IPSWICH — There’s just something about going to the beach when you’re supposed to be somewhere else.
“It feels naughty,” said one woman at Crane Beach on Thursday who declined to give her name because she was definitely supposed to be somewhere else (as were her children). “Taking a skip day is as naughty as it gets for a suburban mom like me.”
Playing hooky is a year-round pleasure, but it becomes most prevalent this time of year, when the first baking days of sunshine arrive and an office chair does not sound quite as pleasant as a beach chair.
And so it was Thursday, when May finally stopped acting like November, and temperatures reached a record high of 95 degrees for May 18. The majestic stretch of sand along Crane Beach in Ipswich was jammed with people, many of whom looked ghostly when approached by a reporter asking if they were supposed to be at work.
“I earned this,” said one man who would say no more.
“You don’t really think I’m going to tell the Boston Globe that I’m skipping work to go to the beach?” asked another.
“Fair enough,” replied a reporter who had come up with a ruse to do the same. You do what you have to do to get your toes in the sand.
Of course, not everyone had used an excuse to get out of life.
“I called in this morning and asked if I could take the day off,” said Adam Walsh, a UPS driver from Boxford. “When they said yes, I felt guilty. Like I should be at work. But I never take days off.”
His wife, Melissa, felt less guilty.
“Everybody else is at work and we’re here. How could it not be better?”
That feeling of guilt was something that came up again and again in conversations with people at Crane Beach. The guilt was there, but it was also part of the pleasure, a key ingredient in that feeling of getting away with something.
“There was definitely a guilty smirk on my face as I was driving north and everyone else was driving south into the city,” said Scott Farrell, who had driven up alone from Somerville with a chair, a book, and a small guitar. “Sure, it would be nice to have some friends here with me, but hooky beach is better than weekend beach.”
Frank Mamone, a consultant who lives in Ipswich and was enjoying some time between projects, said you have to temper your enjoyment on such days, knowing not everyone else gets to.
His partner “is mad that I’m at the beach,” he said. “You have to be careful talking about it. There are so many people who have to go to work, or have kids, or whatever. So you feel guilty.’
“A little bit guilty.”
Jessica Yurwitz was not about to let kids get in the way of her skip day, so on Wednesday night, with the first scorching day of the year in the books and another coming right behind it, she e-mailed a bunch of friends and made her pitch: As a former principal and current troublemaker, she wrote, I am encouraging you to let your kids skip school and come to the beach with us.
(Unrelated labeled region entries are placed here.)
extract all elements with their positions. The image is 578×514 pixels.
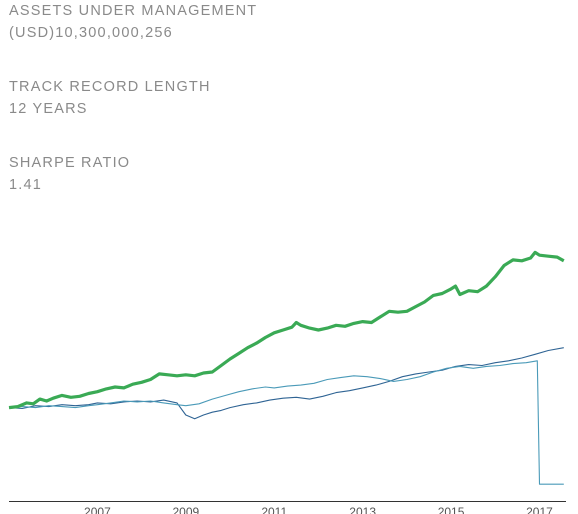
x-tick-label: 2009 xyxy=(172,505,199,514)
stat-label: TRACK RECORD LENGTH xyxy=(9,79,211,95)
stat-track-record-length: TRACK RECORD LENGTH 12 YEARS xyxy=(9,77,211,119)
stat-value: (USD)10,300,000,256 xyxy=(9,25,173,41)
x-tick-label: 2011 xyxy=(261,505,287,514)
stat-sharpe-ratio: SHARPE RATIO 1.41 xyxy=(9,153,130,195)
x-tick-label: 2013 xyxy=(349,505,376,514)
series-line-0 xyxy=(8,250,565,410)
series-line-1 xyxy=(8,347,564,420)
x-tick-label: 2015 xyxy=(438,505,465,514)
x-tick-label: 2007 xyxy=(84,505,111,514)
stat-value: 1.41 xyxy=(9,177,43,193)
performance-chart: 2007 2009 2011 2013 2015 2017 xyxy=(8,250,566,514)
stat-assets-under-management: ASSETS UNDER MANAGEMENT (USD)10,300,000,… xyxy=(9,1,257,43)
stat-label: ASSETS UNDER MANAGEMENT xyxy=(9,3,258,19)
stat-value: 12 YEARS xyxy=(9,101,88,117)
series-line-2 xyxy=(8,360,564,485)
x-tick-label: 2017 xyxy=(526,505,553,514)
stat-label: SHARPE RATIO xyxy=(9,155,131,171)
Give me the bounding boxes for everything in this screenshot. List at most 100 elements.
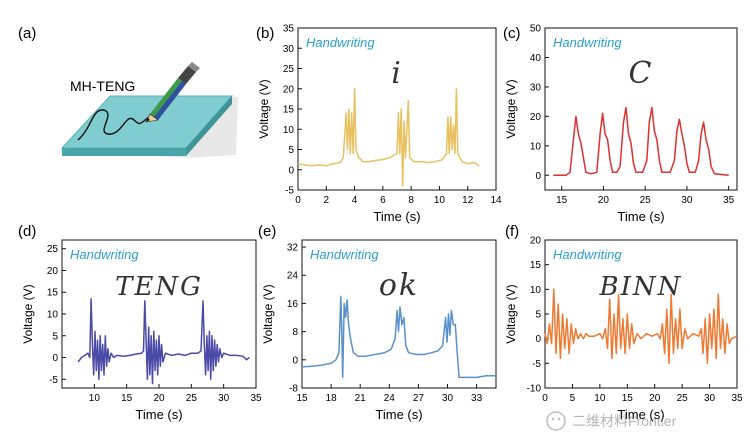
y-axis-label: Voltage (V) bbox=[504, 284, 518, 343]
y-tick-label: 10 bbox=[47, 310, 59, 321]
series-line bbox=[297, 88, 480, 187]
y-tick-label: 10 bbox=[283, 125, 295, 136]
y-tick-label: 5 bbox=[288, 145, 294, 156]
handwriting-annotation: Handwriting bbox=[553, 35, 622, 50]
y-tick-label: -5 bbox=[49, 375, 58, 386]
plot-frame bbox=[544, 239, 738, 389]
x-tick-label: 35 bbox=[731, 393, 743, 404]
y-tick-label: 30 bbox=[283, 44, 295, 55]
handwriting-annotation: Handwriting bbox=[70, 247, 139, 262]
written-sample: ok bbox=[379, 268, 419, 303]
y-axis-label: Voltage (V) bbox=[261, 284, 275, 343]
series-line bbox=[301, 295, 496, 379]
y-tick-label: 20 bbox=[47, 266, 59, 277]
device-pad-front bbox=[62, 148, 186, 156]
x-tick-label: 35 bbox=[723, 195, 735, 206]
handwriting-annotation: Handwriting bbox=[310, 247, 379, 262]
x-tick-label: 20 bbox=[598, 195, 610, 206]
x-tick-label: 20 bbox=[153, 393, 165, 404]
x-axis-label: Time (s) bbox=[373, 209, 420, 224]
plot-frame bbox=[544, 27, 738, 191]
panel-label: (d) bbox=[18, 223, 36, 240]
y-tick-label: 35 bbox=[283, 24, 295, 35]
x-tick-label: 15 bbox=[622, 393, 634, 404]
chart-e: (e) 15 18 21 24 27 30 33 -8 0 8 16 24 32 Time (s) Volta… bbox=[258, 223, 497, 422]
y-tick-label: -5 bbox=[532, 359, 541, 370]
y-axis-label: Voltage (V) bbox=[21, 284, 35, 343]
chart-c: (c) 15 20 25 30 35 0 10 20 30 40 50 Time (s) Voltage … bbox=[503, 24, 738, 224]
watermark: 二维材料Frontier bbox=[546, 411, 677, 431]
y-tick-label: 10 bbox=[530, 141, 542, 152]
x-axis-label: Time (s) bbox=[617, 209, 664, 224]
x-tick-label: 15 bbox=[296, 393, 308, 404]
y-axis-label: Voltage (V) bbox=[504, 79, 518, 138]
y-tick-label: 15 bbox=[283, 105, 295, 116]
x-tick-label: 30 bbox=[218, 393, 230, 404]
chart-f: (f) 0 5 10 15 20 25 30 35 -10 -5 0 5 10 15 20 Time (s) Vo… bbox=[504, 223, 743, 422]
panel-label: (e) bbox=[258, 223, 276, 240]
panel-label: (f) bbox=[505, 223, 519, 240]
x-tick-label: 15 bbox=[556, 195, 568, 206]
y-tick-label: 24 bbox=[287, 271, 299, 282]
x-tick-label: 0 bbox=[542, 393, 548, 404]
handwriting-trace bbox=[77, 109, 151, 141]
x-tick-label: 0 bbox=[295, 195, 301, 206]
y-tick-label: 0 bbox=[52, 353, 58, 364]
written-sample: i bbox=[391, 56, 403, 91]
y-tick-label: 15 bbox=[530, 260, 542, 271]
x-axis-label: Time (s) bbox=[375, 407, 422, 422]
x-tick-label: 25 bbox=[677, 393, 689, 404]
y-tick-label: 25 bbox=[47, 244, 59, 255]
handwriting-annotation: Handwriting bbox=[306, 35, 375, 50]
x-tick-label: 25 bbox=[186, 393, 198, 404]
x-tick-label: 6 bbox=[380, 195, 386, 206]
x-tick-label: 30 bbox=[681, 195, 693, 206]
x-tick-label: 35 bbox=[250, 393, 262, 404]
plot-frame bbox=[301, 239, 497, 389]
y-tick-label: 5 bbox=[535, 310, 541, 321]
device-label: MH-TENG bbox=[70, 78, 135, 94]
y-tick-label: 0 bbox=[535, 171, 541, 182]
y-tick-label: 0 bbox=[288, 165, 294, 176]
y-tick-label: 32 bbox=[287, 243, 299, 254]
x-tick-label: 8 bbox=[408, 195, 414, 206]
x-tick-label: 10 bbox=[434, 195, 446, 206]
panel-a-label: (a) bbox=[18, 25, 36, 42]
series-line bbox=[77, 298, 250, 385]
y-tick-label: 8 bbox=[292, 327, 298, 338]
y-tick-label: 0 bbox=[292, 355, 298, 366]
x-tick-label: 2 bbox=[324, 195, 330, 206]
y-tick-label: 25 bbox=[283, 64, 295, 75]
y-tick-label: -10 bbox=[527, 384, 542, 395]
device-pad-side bbox=[186, 96, 232, 156]
x-axis-label: Time (s) bbox=[617, 407, 664, 422]
x-tick-label: 5 bbox=[570, 393, 576, 404]
x-tick-label: 12 bbox=[462, 195, 474, 206]
x-tick-label: 24 bbox=[384, 393, 396, 404]
y-tick-label: 20 bbox=[283, 84, 295, 95]
pencil-icon bbox=[145, 62, 200, 123]
x-tick-label: 4 bbox=[352, 195, 358, 206]
x-tick-label: 33 bbox=[471, 393, 483, 404]
x-tick-label: 21 bbox=[355, 393, 367, 404]
series-line bbox=[553, 106, 729, 177]
y-tick-label: -8 bbox=[289, 384, 298, 395]
y-tick-label: 30 bbox=[530, 82, 542, 93]
watermark-text: 二维材料Frontier bbox=[572, 413, 677, 429]
y-tick-label: 50 bbox=[530, 24, 542, 35]
x-tick-label: 27 bbox=[413, 393, 425, 404]
panel-label: (b) bbox=[256, 25, 274, 42]
x-tick-label: 30 bbox=[442, 393, 454, 404]
x-tick-label: 20 bbox=[649, 393, 661, 404]
y-tick-label: 40 bbox=[530, 53, 542, 64]
y-tick-label: 0 bbox=[535, 334, 541, 345]
handwriting-annotation: Handwriting bbox=[553, 247, 622, 262]
x-tick-label: 10 bbox=[594, 393, 606, 404]
y-tick-label: 15 bbox=[47, 288, 59, 299]
written-sample: C bbox=[629, 56, 654, 91]
chart-d: (d) 10 15 20 25 30 35 -5 0 5 10 15 20 25 Time (s) Volta… bbox=[18, 223, 262, 422]
x-tick-label: 30 bbox=[704, 393, 716, 404]
x-tick-label: 15 bbox=[121, 393, 133, 404]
“And not a single one would do it,” she said, mock offended. “What a bunch of sorry rule followers.”
Undeterred, she woke up her own children in Essex on Thursday and introduced them to the pleasures of the skip day.
“I was confused when she said, ‘Hey, do you want to stay home from school?’ ” said her son, Wyeth, who is in the sixth grade. “I didn’t really understand.”
When he got his head around it, he was totally on board. “Frankly, it surprised me that this is the first time she’s ever asked me to play hooky.”
His brother, Miles, who is in the second grade, was all in.
“Playing hooky on the beach is amazing,” he said, as he held up a dead flounder he’d found in the surf and wondered what would happen if he threw it at someone.